If you were too busy watching Chelsea last month instead of giving your perennials the so-called Chelsea Chop, you can help prevent your tall beauties from twisting and toppling by staking varieties such as Campanula and hollyhocks, and regularly tying in new growth. The earlier the better.

Clear up that soggy mess

All this rain may be good for rose plants, but sadly a downpour knocks the stuffing out of blooms. A mass of soggy petals on the soil don’t only look unsightly, but they can harbour fungal spores. Check and clear away fallen leaves with black spot disease, which will spread in rainy weather. And don’t forget this is the weather that slugs, snails and weeds just love. Try spraying plants with a solution of crushed garlic, vegetable oil and water for an organic solution to slugs. And keep your hoe at the ready.

Frame your work

Just as a frame finishes off a painting, so a sharp lawn edge shows off all your hard work, however damp it may be. If nothing else, use those long-handled lawn shears to give your beds and borders the finishing touch they deserve.

Deadheading all the way

As soon as flowers start to drop, a plant puts all its energy into producing seed and not more flowers. Regularly nip off spent repeat-flowering roses, just behind the flower. Remove the entire spike from foxgloves, delphiniums, Verbascum and Lupins down to a bud or side shoot to encourage fresh flowering. They look a lot neater as well!
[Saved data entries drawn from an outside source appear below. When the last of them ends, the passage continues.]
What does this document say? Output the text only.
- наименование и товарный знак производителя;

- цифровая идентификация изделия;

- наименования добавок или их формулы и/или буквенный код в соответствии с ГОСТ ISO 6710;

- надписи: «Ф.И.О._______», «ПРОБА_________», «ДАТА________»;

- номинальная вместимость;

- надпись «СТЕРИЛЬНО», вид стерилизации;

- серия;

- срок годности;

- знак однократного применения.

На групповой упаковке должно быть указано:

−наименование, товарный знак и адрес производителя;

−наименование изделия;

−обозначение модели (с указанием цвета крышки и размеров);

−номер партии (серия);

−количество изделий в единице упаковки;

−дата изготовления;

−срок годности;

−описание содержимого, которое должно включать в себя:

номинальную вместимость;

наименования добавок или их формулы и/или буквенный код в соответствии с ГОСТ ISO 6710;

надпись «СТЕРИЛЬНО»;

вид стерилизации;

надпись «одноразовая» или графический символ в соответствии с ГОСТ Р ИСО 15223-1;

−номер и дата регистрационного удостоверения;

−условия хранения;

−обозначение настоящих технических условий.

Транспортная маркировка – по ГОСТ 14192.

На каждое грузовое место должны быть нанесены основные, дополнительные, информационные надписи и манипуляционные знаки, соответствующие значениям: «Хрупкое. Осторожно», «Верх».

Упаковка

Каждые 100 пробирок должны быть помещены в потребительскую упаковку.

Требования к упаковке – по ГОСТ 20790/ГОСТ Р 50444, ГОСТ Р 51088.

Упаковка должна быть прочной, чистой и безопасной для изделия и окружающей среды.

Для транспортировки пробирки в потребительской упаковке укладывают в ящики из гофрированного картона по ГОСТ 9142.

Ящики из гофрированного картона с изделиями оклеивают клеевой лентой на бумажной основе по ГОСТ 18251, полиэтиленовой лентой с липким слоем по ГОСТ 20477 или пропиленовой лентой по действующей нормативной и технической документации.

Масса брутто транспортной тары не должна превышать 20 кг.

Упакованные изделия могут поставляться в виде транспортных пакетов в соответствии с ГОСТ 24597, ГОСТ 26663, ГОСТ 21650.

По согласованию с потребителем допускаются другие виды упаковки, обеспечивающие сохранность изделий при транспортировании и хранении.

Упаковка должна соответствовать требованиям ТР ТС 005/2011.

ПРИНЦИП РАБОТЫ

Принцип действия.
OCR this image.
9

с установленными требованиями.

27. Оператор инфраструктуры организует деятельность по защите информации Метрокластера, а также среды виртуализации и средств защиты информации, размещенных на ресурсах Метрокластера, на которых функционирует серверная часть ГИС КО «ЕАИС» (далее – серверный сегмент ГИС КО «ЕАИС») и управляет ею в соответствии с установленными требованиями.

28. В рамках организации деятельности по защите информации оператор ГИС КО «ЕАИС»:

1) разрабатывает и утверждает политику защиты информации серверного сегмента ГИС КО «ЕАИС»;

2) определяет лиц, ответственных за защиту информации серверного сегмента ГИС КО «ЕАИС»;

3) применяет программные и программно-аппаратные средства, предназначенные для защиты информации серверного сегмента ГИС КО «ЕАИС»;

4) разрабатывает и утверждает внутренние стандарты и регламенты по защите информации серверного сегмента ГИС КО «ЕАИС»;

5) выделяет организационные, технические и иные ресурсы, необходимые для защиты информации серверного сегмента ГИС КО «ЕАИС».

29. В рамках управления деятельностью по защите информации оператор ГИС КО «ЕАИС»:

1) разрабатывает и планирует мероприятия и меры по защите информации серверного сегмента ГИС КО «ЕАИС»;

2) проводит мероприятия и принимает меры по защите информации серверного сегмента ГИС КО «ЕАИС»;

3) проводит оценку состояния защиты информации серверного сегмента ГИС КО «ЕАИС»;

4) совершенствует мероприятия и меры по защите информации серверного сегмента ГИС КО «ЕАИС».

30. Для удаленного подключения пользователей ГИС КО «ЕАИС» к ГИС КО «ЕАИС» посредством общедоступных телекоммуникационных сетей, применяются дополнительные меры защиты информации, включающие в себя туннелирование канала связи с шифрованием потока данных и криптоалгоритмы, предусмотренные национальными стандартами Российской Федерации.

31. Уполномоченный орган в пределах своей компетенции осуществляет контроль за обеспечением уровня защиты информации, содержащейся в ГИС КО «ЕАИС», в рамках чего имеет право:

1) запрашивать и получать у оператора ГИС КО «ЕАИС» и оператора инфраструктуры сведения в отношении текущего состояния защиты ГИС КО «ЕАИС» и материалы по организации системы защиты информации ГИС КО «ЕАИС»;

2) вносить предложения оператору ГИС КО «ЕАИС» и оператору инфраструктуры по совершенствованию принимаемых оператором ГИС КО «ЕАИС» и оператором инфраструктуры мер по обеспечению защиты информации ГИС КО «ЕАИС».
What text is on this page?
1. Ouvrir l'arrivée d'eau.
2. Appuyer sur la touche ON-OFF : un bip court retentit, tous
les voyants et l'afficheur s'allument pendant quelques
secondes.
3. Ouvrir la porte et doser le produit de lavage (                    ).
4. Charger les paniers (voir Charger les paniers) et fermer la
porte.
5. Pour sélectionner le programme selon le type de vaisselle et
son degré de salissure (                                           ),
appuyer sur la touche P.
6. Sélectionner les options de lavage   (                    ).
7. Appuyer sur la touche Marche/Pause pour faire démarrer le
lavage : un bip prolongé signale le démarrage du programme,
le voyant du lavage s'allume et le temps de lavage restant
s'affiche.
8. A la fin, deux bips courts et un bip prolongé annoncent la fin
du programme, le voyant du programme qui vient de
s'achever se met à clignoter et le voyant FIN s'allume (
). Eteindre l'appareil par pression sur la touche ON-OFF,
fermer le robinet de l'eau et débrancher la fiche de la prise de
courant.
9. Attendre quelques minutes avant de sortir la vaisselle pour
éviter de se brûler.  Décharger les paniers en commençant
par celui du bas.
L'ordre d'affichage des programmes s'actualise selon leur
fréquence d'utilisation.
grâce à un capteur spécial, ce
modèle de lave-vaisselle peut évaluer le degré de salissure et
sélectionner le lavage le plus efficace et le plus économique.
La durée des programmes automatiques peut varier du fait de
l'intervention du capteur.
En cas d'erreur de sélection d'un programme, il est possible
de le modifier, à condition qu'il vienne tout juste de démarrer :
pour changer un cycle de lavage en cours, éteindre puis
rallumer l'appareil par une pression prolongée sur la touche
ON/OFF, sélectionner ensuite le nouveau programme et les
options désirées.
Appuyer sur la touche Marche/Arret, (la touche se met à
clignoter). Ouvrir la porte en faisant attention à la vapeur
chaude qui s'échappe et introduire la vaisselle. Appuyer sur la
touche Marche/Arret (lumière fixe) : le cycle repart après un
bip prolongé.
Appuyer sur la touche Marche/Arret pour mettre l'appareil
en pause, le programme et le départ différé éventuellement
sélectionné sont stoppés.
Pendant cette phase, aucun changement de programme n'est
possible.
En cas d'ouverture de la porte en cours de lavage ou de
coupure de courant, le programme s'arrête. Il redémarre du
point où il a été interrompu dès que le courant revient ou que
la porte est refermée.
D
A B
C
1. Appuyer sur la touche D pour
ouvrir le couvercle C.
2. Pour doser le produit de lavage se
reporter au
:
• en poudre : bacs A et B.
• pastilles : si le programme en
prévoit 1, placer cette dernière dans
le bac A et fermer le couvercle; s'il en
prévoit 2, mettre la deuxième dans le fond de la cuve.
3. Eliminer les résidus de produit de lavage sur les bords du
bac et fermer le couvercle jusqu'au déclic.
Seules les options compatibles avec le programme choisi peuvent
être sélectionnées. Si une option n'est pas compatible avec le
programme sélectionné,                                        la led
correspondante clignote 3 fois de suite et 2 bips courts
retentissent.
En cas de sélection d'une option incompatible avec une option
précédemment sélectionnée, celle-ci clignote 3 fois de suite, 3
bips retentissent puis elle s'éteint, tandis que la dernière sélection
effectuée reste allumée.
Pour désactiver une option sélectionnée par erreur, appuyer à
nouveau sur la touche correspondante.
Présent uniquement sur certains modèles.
Be grateful you’re no slave to the hosepipe!

I like to think there is a silver lining… Some plants are positively thriving in all this wetness, so plant Alchemilla, Solidago and hardy geraniums with a view to wetter summers to come. Be happy about lower water bills and not filling endless watering cans too!

So with a fair wind and fingers crossed for cloudless July skies, my borders will rise up more magnificently than they may have done. I’ve planted lots of Heleniums, Verbena and Rudbeckia in the hope of an Indian summer on the horizon. Anyway, the veg plot’s coming on a treat!